* Mining firms hunting for savings at all levels of business
* Have been hit hard by plunging commodity prices
* Worker perks seen in boom years are disappearing
* Miners face 'cost-grind environment' -analyst
By James Regan
SYDNEY, April 21 (Reuters) - From trimming menus in staff canteens to cutting back on soap and washing detergent at worker camps, the global mining industry that once lavished perks on employees is scrimping like never before as a brutal downturn engulfs minerals markets.
After frantically cutting costs by slashing jobs, freezing salaries and squeezing more from suppliers, mining companies are now scrambling to unearth savings in even the most mundane parts of their businesses.
"It's not to the point yet where employees are being asked to grow their own vegetables or stay in farmhouses, but if you're not seen attacking costs at any level, no matter how small, it's not a good look," said Kevin Kartun, a geologist and principal of Karmar Mining Services in Sydney.
In the boom years, Australian mining companies typically laid on daily barbecues for 'fly-in fly-out' workers in remote locations, as well offering luxury comforts and entertainment such as jetting in rock bands to play gigs.
But, with prices for everything from coal to copper decimated in recent years as China's economy slows, such lavishness has disappeared.
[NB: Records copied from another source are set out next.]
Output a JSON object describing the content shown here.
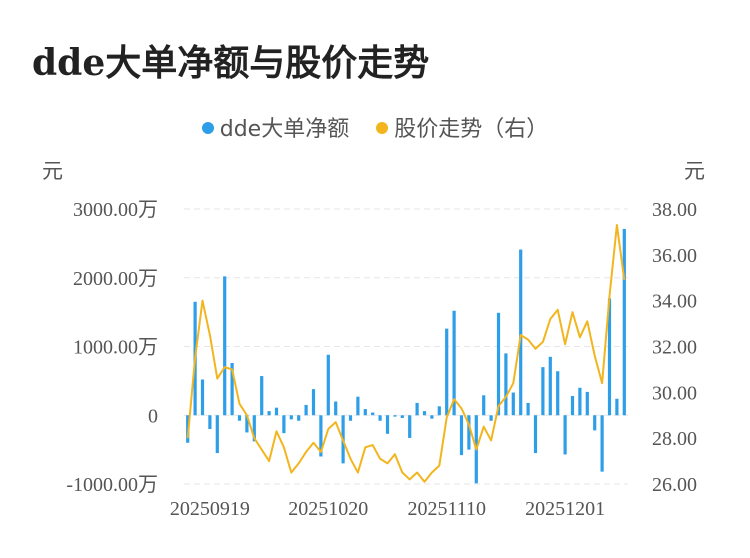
{
  "chart_data": {
    "type": "bar+line",
    "title": "dde大单净额与股价走势",
    "legend": {
      "position": "top",
      "items": [
        {
          "label": "dde大单净额",
          "color": "#2e9ee8"
        },
        {
          "label": "股价走势（右）",
          "color": "#f2b51e"
        }
      ]
    },
    "y_left": {
      "unit": "元",
      "ticks": [
        "3000.00万",
        "2000.00万",
        "1000.00万",
        "0",
        "-1000.00万"
      ],
      "range": [
        -1000,
        3000
      ]
    },
    "y_right": {
      "unit": "元",
      "ticks": [
        "38.00",
        "36.00",
        "34.00",
        "32.00",
        "30.00",
        "28.00",
        "26.00"
      ],
      "range": [
        26,
        38
      ]
    },
    "x_labels": [
      "20250919",
      "20251020",
      "20251110",
      "20251201"
    ],
    "x_label_positions": [
      3,
      19,
      35,
      51
    ],
    "series": [
      {
        "name": "dde大单净额",
        "type": "bar",
        "color": "#2e9ee8",
        "values": [
          -400,
          1650,
          520,
          -200,
          -550,
          2020,
          760,
          -80,
          -250,
          -380,
          570,
          60,
          110,
          -260,
          -60,
          -80,
          150,
          380,
          -600,
          880,
          200,
          -700,
          -80,
          270,
          90,
          40,
          -80,
          -270,
          -20,
          -40,
          -330,
          180,
          60,
          -50,
          130,
          1260,
          1520,
          -580,
          -500,
          -990,
          290,
          -80,
          1490,
          900,
          330,
          2410,
          180,
          -550,
          700,
          850,
          640,
          -570,
          280,
          400,
          340,
          -220,
          -820,
          1700,
          240,
          2710
        ]
      },
      {
        "name": "股价走势（右）",
        "type": "line",
        "color": "#f2b51e",
        "values": [
          28.0,
          31.5,
          34.0,
          32.5,
          30.6,
          31.1,
          31.0,
          29.5,
          29.0,
          28.0,
          27.5,
          27.0,
          28.3,
          27.6,
          26.5,
          26.9,
          27.4,
          27.8,
          27.4,
          28.4,
          28.7,
          27.9,
          27.1,
          26.5,
          27.6,
          27.7,
          27.1,
          26.9,
          27.3,
          26.5,
          26.2,
          26.5,
          26.1,
          26.5,
          26.8,
          28.9,
          29.7,
          29.3,
          28.6,
          27.5,
          28.5,
          27.9,
          29.4,
          29.8,
          30.4,
          32.5,
          32.3,
          31.9,
          32.2,
          33.2,
          33.6,
          32.1,
          33.5,
          32.4,
          33.1,
          31.6,
          30.4,
          34.2,
          37.3,
          34.9
        ]
      }
    ]
  }
}
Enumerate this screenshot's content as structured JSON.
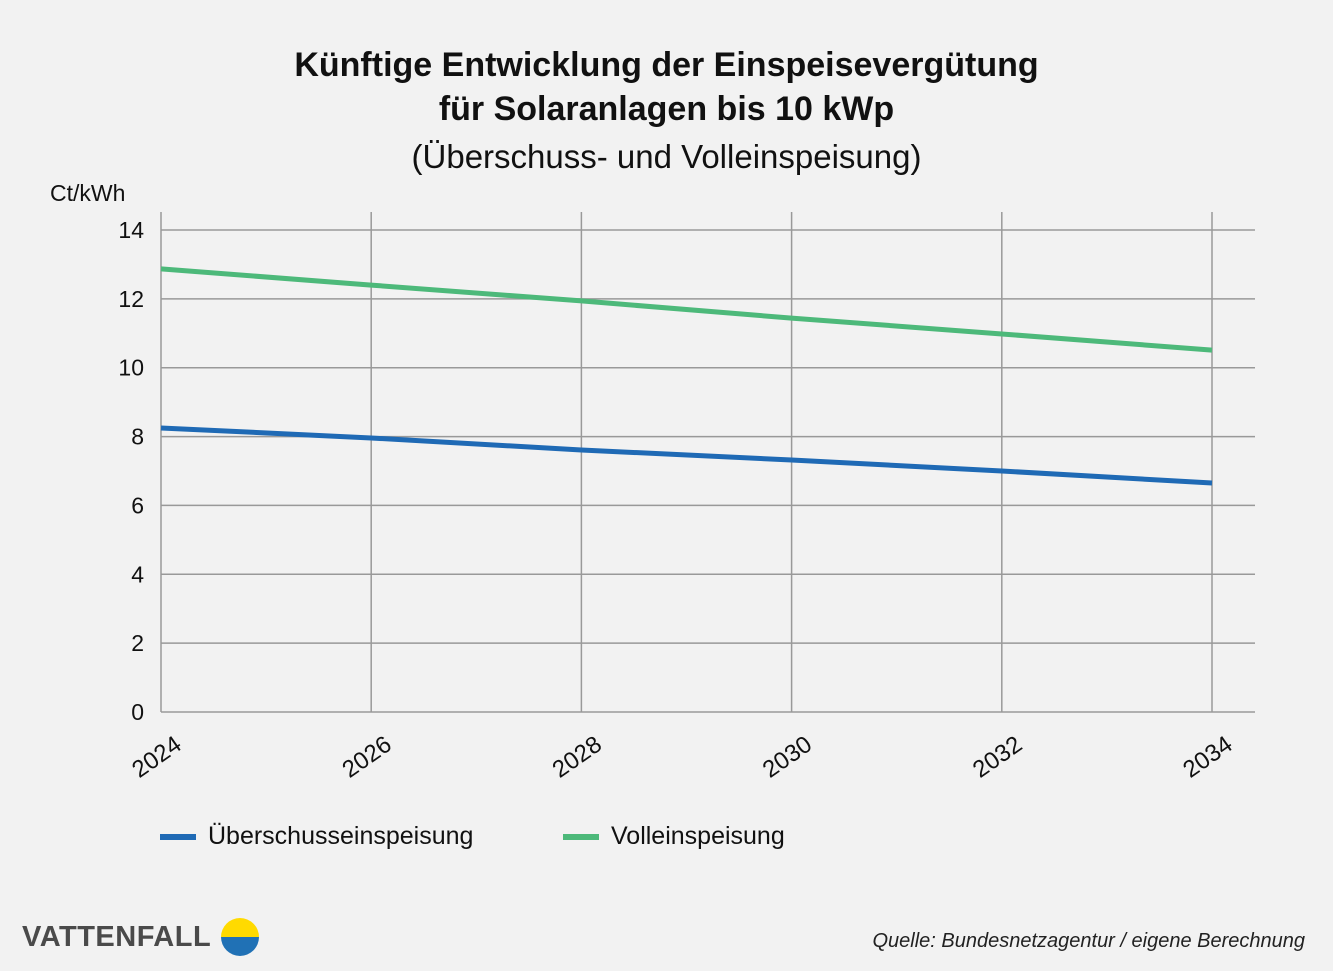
{
  "chart_data": {
    "type": "line",
    "title": "Künftige Entwicklung der Einspeisevergütung",
    "title_line2": "für Solaranlagen bis 10 kWp",
    "subtitle": "(Überschuss- und Volleinspeisung)",
    "ylabel": "Ct/kWh",
    "xlabel": "",
    "x": [
      2024,
      2026,
      2028,
      2030,
      2032,
      2034
    ],
    "x_tick_labels": [
      "2024",
      "2026",
      "2028",
      "2030",
      "2032",
      "2034"
    ],
    "y_tick_labels": [
      "0",
      "2",
      "4",
      "6",
      "8",
      "10",
      "12",
      "14"
    ],
    "ylim": [
      0,
      14
    ],
    "xlim": [
      2024,
      2034
    ],
    "grid": true,
    "legend_position": "bottom-left",
    "series": [
      {
        "name": "Überschusseinspeisung",
        "color": "#1f6ab5",
        "values": [
          8.25,
          7.96,
          7.61,
          7.32,
          7.0,
          6.65
        ]
      },
      {
        "name": "Volleinspeisung",
        "color": "#4db97a",
        "values": [
          12.87,
          12.4,
          11.94,
          11.44,
          10.98,
          10.51
        ]
      }
    ]
  },
  "source": "Quelle: Bundesnetzagentur / eigene Berechnung",
  "logo": {
    "text": "VATTENFALL",
    "colors": [
      "#ffda00",
      "#2071b5"
    ]
  }
}
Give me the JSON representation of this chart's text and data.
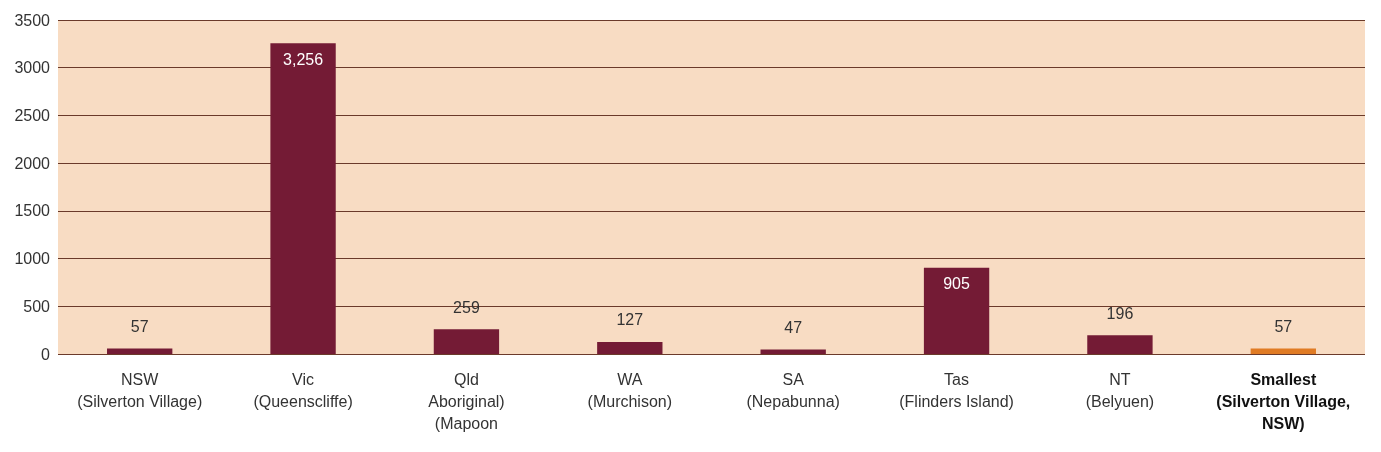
{
  "chart_data": {
    "type": "bar",
    "categories": [
      "NSW\n(Silverton Village)",
      "Vic\n(Queenscliffe)",
      "Qld\nAboriginal)\n(Mapoon",
      "WA\n(Murchison)",
      "SA\n(Nepabunna)",
      "Tas\n(Flinders Island)",
      "NT\n(Belyuen)",
      "Smallest\n(Silverton Village,\nNSW)"
    ],
    "values": [
      57,
      3256,
      259,
      127,
      47,
      905,
      196,
      57
    ],
    "colors": [
      "#741b35",
      "#741b35",
      "#741b35",
      "#741b35",
      "#741b35",
      "#741b35",
      "#741b35",
      "#e07b24"
    ],
    "value_labels": [
      "57",
      "3,256",
      "259",
      "127",
      "47",
      "905",
      "196",
      "57"
    ],
    "ylim": [
      0,
      3500
    ],
    "yticks": [
      0,
      500,
      1000,
      1500,
      2000,
      2500,
      3000,
      3500
    ],
    "grid": "y"
  }
}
"Living arrangements today are so different from the go-go days, when companies would do anything to keep you," said an iron ore miner, who declined to be identified due to the sensitivity of the issue.
"These days I might have a beer after my shift and call it a night."
Perks such as free extra soap and laundry detergent are being scrubbed out, while menu options in canteens are being narrowed to reduce waste, according to Rachel Tan, marketing manager for Morris Corporation, which manages remote mine sites in Australia.
"Our clients are telling us that cost cutting is very much a priority, every step of the way," she said.
Meanwhile, global mining giant BHP Billiton BLT.L has ditched free water bottle dispensing machines at its office tower in Perth in what it described as a "huge cost saving".
And fitness aficionados at one Rio Tinto RIO.L iron ore mine scoured old mining camps for used exercise equipment to build their gym. That saved the company $22,000, according to Michael Gollschewski, managing director of Rio's Pilbara Mines division.
Elsewhere, Agnico-Eagle's AEM.TO Meadowbank gold mine in Canada's remote Arctic, which produces its own power from burning diesel, has developed a system to use waste heat generated in the process to warm miners' sleeping quarters and water for showers.
GRINDING COSTS
On their own, each of these measures are unlikely to do much to help mining firms. Rio posted $866 million in losses in 2015, Glencore GLEN.L lost almost $5 billion and Anglo American AAL.L ended the year $5.6 billion in the red.
But the hope is that collectively they will have an impact. Plus, with paper-thin margins, it doesn't hurt to show shareholders a frugal side.
"These small things may not be significant on their own," said Peter O'Connor," an analyst at investment firm Shaw & Partners in Sydney.
"But miners now exist in a cost-grind environment and need to be very judicious with every dollar - to continually do more and more with less and less - and that's what we're seeing."
And employees, of course, have plenty of incentive to join in austerity drives, hoping to hang on to their jobs even as thousands disappear across the sector. Metals Group's FMG.AX iron ore mines are among those offering suggestion boxes for employee ideas on cost savings.
One idea out of some 4,000 submitted under a programme dubbed 'Have a crack' - replacing disposable plastic snack boxes with reusable ones - has saved around $100,000 so far, according to Chief Executive Nev Power.
"All and everything will be considered," Power said.